Daylight usually teased Amy awake, but morning was full on her face before she woke. She and Will might not have time for a single make believe before she had to drop potatoes! As she dressed she listened for Will outside. He would be calling her. Then suddenly there were footsteps moving along the porch. Good. Mama was home. As Amy pulled on her dress she could hardly wait to see Will’s eyes grow big and his mouth flop open when she told him the new word that McGary had said. It didn’t sound like swearing. Probably it wasn’t. 

She stepped out the door into the shade of the tamarisk at the foot of the rise separating Aunt Edna’s house from her mother’s. “Will!” She waited. When he didn’t run out the door and toward her, she climbed on, calling again, much louder than she had intended. She stepped to the porch. “Will!” Aunt Edna would scold her for sure for being unladylike. 

The door of the house was ajar. Amy stepped inside. The rooms were empty. Except for the wash bench and a table and the black stove, the house was bare. Even the corn husk beds were gone and the ladder to the garret where Will slept lay on the floor. Beside it, bundled around the dolls and dishes, was the green scarf. Amy’s heart pounded. Will didn’t know hardly anything! But he was gone and so was Aunt Edna and Emma and baby Seth. And so was the oval mirror from Salt Lake City. 

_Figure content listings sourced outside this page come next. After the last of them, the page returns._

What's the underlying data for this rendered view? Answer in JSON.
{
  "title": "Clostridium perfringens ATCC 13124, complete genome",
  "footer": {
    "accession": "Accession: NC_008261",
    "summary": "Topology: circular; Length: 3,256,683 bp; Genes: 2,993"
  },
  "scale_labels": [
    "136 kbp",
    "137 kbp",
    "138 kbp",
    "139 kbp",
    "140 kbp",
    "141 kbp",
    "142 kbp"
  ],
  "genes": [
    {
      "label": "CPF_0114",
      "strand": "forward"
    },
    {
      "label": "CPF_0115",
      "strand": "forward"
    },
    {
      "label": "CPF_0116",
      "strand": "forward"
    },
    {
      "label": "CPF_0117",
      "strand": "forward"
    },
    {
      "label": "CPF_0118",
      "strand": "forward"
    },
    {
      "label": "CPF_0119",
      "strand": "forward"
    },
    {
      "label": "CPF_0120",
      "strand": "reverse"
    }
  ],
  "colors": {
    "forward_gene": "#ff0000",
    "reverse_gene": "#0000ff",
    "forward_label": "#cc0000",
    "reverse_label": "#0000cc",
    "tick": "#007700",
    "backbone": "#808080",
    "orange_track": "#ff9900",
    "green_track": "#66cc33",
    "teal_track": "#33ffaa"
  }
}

Amy wanted to run down the hill to Ma. She would know all about it. Mama!

But she must not ask. She thought about Pa’s shirt that scratched and tickled her face. She must help. She must lie and she mustn’t ask Mama questions, no matter what. She must remember she was eight. 

Picking up the scarf of toys, she walked outside and sat on the edge of the porch, pushing her toes into the dust the way Will did and feeling as if she would burst with things about Pa and McGary and cohabs. Slowly and tenderly she undid the chain of knots Will had tied around their toys and laid the dolls and dishes in a neat row. She tried to make believe, but she kept hearing the Sevys laughing from the tree and she kept seeing Ma in the willows and feeling her strong hands. Damn Sevys. The words pushed to come out but could not. “I guess I won’t play,” she said aloud, as if she hoped the dolls and dishes would not care. “I don’t have a pa anyhow.” She looked up and then she saw the shadow. McGary was standing in the back doorway of her mother’s house, his face dark and worried again. Then he saw Amy and the face was not as dark and the legs moved toward her. Your bird has flown, McGary. As he came rap idly up the rise, his enormous silver belt buckle gathered light. Amy stood. The marshal’s beard was combed but the marshal was a gentile. He had to be. She arched her back against the porch post and waited.